Remote access to company networks is increasing and with it cyber threats are increasing. Cybercriminals are constantly developing their attack tactics.
As companies' internal cybersecurity becomes more protected and monitored, cybercriminals have evolved their tactics and are focusing on new methods of compromise that provide a larger attack surface than ever before. This means organizations must look beyond their traditional IT boundaries to understand the full scope of threats that could lead to a cyber incident.
Threats from outside
To better understand this expanded attack landscape, continuous analysis of the latest external threats, vulnerabilities and risks is essential. This includes any threats that come from outside companies' internal networks, such as: B. from suppliers, vendors and other third parties, as well as cyber threats located on the clear, deep and dark web.
To shed light on the state of external cyber defense, BlueVoyant recently compiled a report on emerging trends that pose critical issues for organizations of all types. The report is based on the observations and data collection derived from continuous threat monitoring and response to enterprises' extended ecosystems. Below, Markus Auer, Security Advisor and Sales Director DACH at BlueVoyant, highlights some of the most important findings.
Increasingly advanced and dynamic phishing
The developments of the past few years and the rapid increase in remote working have forced companies to digitize faster than planned. With many companies now having a large proportion of their workforce working from home and many physical branches being closed, the reliance on digital transactions has skyrocketed. This also created more opportunities for hackers to strike.
Analysts are seeing increasingly sophisticated phishing tactics that target the weakest link: the end user. Hackers are always looking for new and innovative ways to carry out attacks on companies and their users. They have accelerated their efforts in response to the distributed workforce and the increasing digitalization of the global economy.
The following examples are three of the many tactics threat actors have increasingly used over the past year.
- Phishing link redirects
- Use of dynamic DNS infrastructure
- Smishing (SMS phishing)
RDP as the primary vector for ransomware
With the ever-growing need for external remote access to networks and increasing third-party connectivity, assistive technologies widely used in modern enterprises continue to pose a major risk and are increasingly being targeted by threat actors. Protocols such as RDP (Remote Desktop Protocol), SMB (Server Message Block) and WinRM (Windows Remote Management) can facilitate important business processes, but also pose an increased risk that must be taken into account in any security analysis. RDP in particular seems to be very popular with hackers - the protocol has been exploited very frequently and successfully in the recent past.
RDP, the proprietary Microsoft protocol that allows a user on one computer to connect to and control a remote computer, is often used by administrators to troubleshoot a problem on a remote system. It has become popular in cloud computing in recent years to access and/or manage virtual machines in the cloud environment. Unfortunately, in many cases RDP becomes a gateway when the RDP port is left open to the Internet, e.g. B. on a forgotten system, a cloud instance or a network segment. Easily discovered and exploited, this protocol can lead to data loss, downtime, costly remediation, and reputational damage to organizations.
In recent years, threat actors have increasingly sought open RDP ports because they can find vulnerable open RDP services through a simple external scan of an organization's network.
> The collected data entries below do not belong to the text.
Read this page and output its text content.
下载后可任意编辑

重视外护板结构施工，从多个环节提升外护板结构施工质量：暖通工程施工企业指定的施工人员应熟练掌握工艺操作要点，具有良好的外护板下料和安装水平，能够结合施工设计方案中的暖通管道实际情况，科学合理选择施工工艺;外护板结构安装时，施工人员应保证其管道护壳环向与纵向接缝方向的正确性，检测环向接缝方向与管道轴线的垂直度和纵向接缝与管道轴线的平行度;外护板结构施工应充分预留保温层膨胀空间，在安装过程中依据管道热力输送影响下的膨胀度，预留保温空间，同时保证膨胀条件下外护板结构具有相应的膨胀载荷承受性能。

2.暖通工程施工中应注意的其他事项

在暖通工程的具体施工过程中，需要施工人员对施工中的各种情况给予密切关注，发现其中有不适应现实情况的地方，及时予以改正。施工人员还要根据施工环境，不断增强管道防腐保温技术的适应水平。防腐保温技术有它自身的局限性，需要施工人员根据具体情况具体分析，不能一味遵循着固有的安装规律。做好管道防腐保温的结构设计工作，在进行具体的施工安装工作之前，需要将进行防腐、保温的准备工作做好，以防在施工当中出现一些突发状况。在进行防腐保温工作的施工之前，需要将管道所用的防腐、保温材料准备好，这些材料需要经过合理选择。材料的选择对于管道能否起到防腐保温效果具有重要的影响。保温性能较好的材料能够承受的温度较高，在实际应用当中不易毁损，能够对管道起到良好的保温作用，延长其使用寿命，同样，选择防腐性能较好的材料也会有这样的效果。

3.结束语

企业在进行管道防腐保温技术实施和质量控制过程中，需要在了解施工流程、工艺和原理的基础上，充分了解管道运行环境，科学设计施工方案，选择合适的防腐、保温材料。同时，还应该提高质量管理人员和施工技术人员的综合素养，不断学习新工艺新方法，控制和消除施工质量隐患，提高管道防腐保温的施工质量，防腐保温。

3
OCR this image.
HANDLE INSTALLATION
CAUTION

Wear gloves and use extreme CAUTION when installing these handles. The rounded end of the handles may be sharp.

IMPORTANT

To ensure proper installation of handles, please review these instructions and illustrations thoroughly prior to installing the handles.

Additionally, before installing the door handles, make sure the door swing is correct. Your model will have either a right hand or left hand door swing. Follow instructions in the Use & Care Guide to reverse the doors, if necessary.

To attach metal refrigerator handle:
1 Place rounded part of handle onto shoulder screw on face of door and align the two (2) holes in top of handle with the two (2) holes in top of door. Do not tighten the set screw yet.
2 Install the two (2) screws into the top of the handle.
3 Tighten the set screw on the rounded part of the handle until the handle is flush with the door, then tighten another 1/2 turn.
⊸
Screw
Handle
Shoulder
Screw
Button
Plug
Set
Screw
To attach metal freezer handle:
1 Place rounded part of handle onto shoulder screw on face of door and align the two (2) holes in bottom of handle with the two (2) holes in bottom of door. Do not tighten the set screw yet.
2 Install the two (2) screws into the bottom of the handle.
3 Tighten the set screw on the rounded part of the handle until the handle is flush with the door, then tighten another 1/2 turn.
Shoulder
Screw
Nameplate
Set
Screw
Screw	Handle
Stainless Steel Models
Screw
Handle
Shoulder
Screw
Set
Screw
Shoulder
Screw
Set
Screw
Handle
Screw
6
If an RDP port is left open on a company's network, it's only a matter of time before it becomes a target for cybercriminals.
Zero-day vulnerabilities and patch timing
Zero-day vulnerabilities, also known as emerging vulnerabilities (EVs), represent a critical cyber threat to organizations because they are unpredictable and time-sensitive. New vulnerabilities emerge almost every week, and companies around the world and across all industries must constantly be vigilant about which vulnerabilities may affect them. One of the biggest challenges in mitigating risk in an expanded ecosystem is ensuring that both companies and suppliers do not have open, unpatched instances of vulnerable software. The average time to compromise with a newly discovered zero-day attack is only about two weeks or less, so it is extremely important to respond quickly.
Through their continuous monitoring services, companies like BlueVoyant quickly identify EVs within their global data sets comprised of the external-facing IT infrastructures of organizations across all industries and sectors. They are able to report the discovery of specific data and assets within companies. By leveraging this capability, in most cases, the vulnerabilities in question can be signed and the remediation rate recorded for all organizations within the data. A number of conclusions can be drawn about how companies should best respond to the disclosure of new EVs.
Recommendations for mitigation
In order to counteract cyber threats from emerging vulnerabilities, the following findings and recommendations should be taken into account in view of the trends mentioned above:
- Threats should be tracked proactively
- To identify rapidly evolving threats, up-to-date information must be collected
- Building agile security processes is of utmost importance
- It is important to always have an overview of the entire external ecosystem
- Risks must be prioritized and contingency plans should be put in place
About BlueVoyant
BlueVoyant combines internal and external cyber defense capabilities in an outcomes-based, cloud-native platform by continuously monitoring your network, endpoints, attack surface, supply chain, and the clear, deep, and dark web for threats. The full-spectrum cyber defense platform quickly illuminates, validates, and remediates threats to protect your organization. BlueVoyant leverages both machine learning-driven automation and human-led expertise.